Documentation Tips

Documentation Tips: Procedures

Documentation Tips: Procedures

LACERATION REPAIRS:

The summed length of all angles of the REPAIR should be documented rather than the simple diameter of the unrepaired wound. Exact location of each separate repaired area must be clear and the layers or suture materials should be documented. Significant debridement and revision of wound edges should be documented as it can affect the complexity of the repair. You might mention, “x.x cm by repair” to clarify that your measurement differs with the nurse’s note when yours is based on the length of the repair.

DEBRIDEMENT:

the CPT code for debridement of skin, dermis and/or epidermis only has been deleted form CPT; the replacement code CPT 97597 is based on the size of the area debrided. The dimensions of debridement (“ 2.5 cm by 10.0 cm”, or “25 sq. cm”) must be measured as there are add-on codes for anything more than 20 sq cm. and the depth must also be clear.
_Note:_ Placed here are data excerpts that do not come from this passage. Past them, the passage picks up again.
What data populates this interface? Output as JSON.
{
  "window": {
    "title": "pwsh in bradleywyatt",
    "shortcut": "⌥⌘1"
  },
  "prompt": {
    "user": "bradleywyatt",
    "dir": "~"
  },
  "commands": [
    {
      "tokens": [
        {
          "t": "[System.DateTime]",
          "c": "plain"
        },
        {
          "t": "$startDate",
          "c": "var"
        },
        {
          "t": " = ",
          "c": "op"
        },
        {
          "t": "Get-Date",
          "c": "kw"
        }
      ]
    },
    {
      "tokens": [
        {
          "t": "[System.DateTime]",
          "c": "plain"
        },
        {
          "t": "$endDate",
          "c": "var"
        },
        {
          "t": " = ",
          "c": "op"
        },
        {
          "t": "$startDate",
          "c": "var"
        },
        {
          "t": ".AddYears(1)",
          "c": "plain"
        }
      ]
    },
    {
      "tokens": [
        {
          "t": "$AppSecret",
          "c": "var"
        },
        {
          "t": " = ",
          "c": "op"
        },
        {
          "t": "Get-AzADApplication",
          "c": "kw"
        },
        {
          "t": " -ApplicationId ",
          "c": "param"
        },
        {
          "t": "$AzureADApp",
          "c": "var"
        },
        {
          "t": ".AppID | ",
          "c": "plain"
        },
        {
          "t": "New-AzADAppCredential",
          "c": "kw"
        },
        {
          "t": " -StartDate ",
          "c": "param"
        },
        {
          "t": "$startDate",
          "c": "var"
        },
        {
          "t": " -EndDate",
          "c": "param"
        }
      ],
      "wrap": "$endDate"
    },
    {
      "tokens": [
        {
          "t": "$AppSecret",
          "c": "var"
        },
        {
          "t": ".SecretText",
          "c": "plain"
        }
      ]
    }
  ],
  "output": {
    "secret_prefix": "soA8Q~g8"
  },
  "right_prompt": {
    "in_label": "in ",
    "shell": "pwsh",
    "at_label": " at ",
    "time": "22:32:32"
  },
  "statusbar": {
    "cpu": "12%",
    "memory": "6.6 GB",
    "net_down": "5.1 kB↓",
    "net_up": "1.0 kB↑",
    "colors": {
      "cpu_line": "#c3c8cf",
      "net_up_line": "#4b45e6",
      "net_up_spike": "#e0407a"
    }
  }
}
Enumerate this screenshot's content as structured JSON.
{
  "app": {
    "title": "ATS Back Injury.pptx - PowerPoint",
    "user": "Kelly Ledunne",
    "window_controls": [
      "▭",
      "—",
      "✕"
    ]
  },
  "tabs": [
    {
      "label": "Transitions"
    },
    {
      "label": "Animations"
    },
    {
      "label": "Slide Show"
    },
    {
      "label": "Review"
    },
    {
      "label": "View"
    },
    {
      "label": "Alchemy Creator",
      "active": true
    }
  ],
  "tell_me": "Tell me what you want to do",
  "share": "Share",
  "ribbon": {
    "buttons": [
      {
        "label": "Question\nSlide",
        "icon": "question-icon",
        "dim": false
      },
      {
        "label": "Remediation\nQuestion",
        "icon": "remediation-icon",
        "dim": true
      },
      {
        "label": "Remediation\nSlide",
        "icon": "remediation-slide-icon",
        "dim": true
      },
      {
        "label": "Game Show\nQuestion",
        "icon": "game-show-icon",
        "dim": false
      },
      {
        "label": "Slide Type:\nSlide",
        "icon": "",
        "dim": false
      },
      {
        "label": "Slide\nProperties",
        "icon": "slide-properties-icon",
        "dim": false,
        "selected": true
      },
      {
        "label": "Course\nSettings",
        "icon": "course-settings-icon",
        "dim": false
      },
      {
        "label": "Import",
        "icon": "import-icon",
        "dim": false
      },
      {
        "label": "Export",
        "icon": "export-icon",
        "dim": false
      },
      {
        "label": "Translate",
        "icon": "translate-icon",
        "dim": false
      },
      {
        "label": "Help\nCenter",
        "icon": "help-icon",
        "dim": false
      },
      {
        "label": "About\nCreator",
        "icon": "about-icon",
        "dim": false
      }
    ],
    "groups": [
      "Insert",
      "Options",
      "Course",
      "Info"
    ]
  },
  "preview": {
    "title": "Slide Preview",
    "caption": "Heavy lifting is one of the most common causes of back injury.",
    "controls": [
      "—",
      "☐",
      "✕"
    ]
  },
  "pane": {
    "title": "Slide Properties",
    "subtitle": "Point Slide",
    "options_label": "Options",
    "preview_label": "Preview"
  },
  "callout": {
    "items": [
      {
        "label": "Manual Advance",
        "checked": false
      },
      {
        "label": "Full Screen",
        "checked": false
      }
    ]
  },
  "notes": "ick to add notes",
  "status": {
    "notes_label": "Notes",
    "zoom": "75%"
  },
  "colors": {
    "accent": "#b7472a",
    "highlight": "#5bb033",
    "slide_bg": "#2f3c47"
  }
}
Debridement of anything deeper than skin, dermis and/or epidermis (subcutaneous, fascia and/or muscle) has separate higher valued CPT codes based on size and depth – subq/dermis, muscle fascia and, bone; there are add-on codes for anything more than the 1st 20 sq cm.

NAIL REMOVAL:

there is a difference in reimbursement between removal of part of the nail or the complete nail as well as removal of the nail wedge with debridement of the nail fold. If a partial nail avulsion is done with debridement of the nail fold document it as such for better reimbursement.

INCISION AND DRAINAGE:

document whether loculations were broken up or if packing is placed as these increase the complexity resulting in a higher level than a simple abscess drainage. For abscesses, note the incision instrument and the precise location as CPT codes vary accordingly.

CPR:

cardiopulmonary resuscitation must be documented; ACLS protocol does NOT support CPR coding. There are numerous ACLS protocols that do not require CPR so when CPR is done make sure it is documented as such. When it begins in the field be certain to clarify if it continued in the ED under your supervision.

NASAL EPISTAXIS

: note how the control was achieved; limited cautery, simple gauze packing, extensive cautery or use of a nasal tampon, anterior vs. posterior, bilateral, as CPT codes vary accordingly.

FOREIGN BODY REMOVAL

: Note the precise anatomic location of each foreign body and whether each involved an incision with a needle or scalpel. Note depth, any radiographic guidance or localization techniques and whether extensive dissection was needed to locate or facilitate the removal. Code choices and reimbursement vary significantly based on these parameters.

FOREIGN BODY REMOVAL FROM THE EYE

: Note the structural location (conjunctiva/sclera/cornea) within the eye of the foreign body and whether it was superficial or embedded. If a slit lamp was used this must be documented.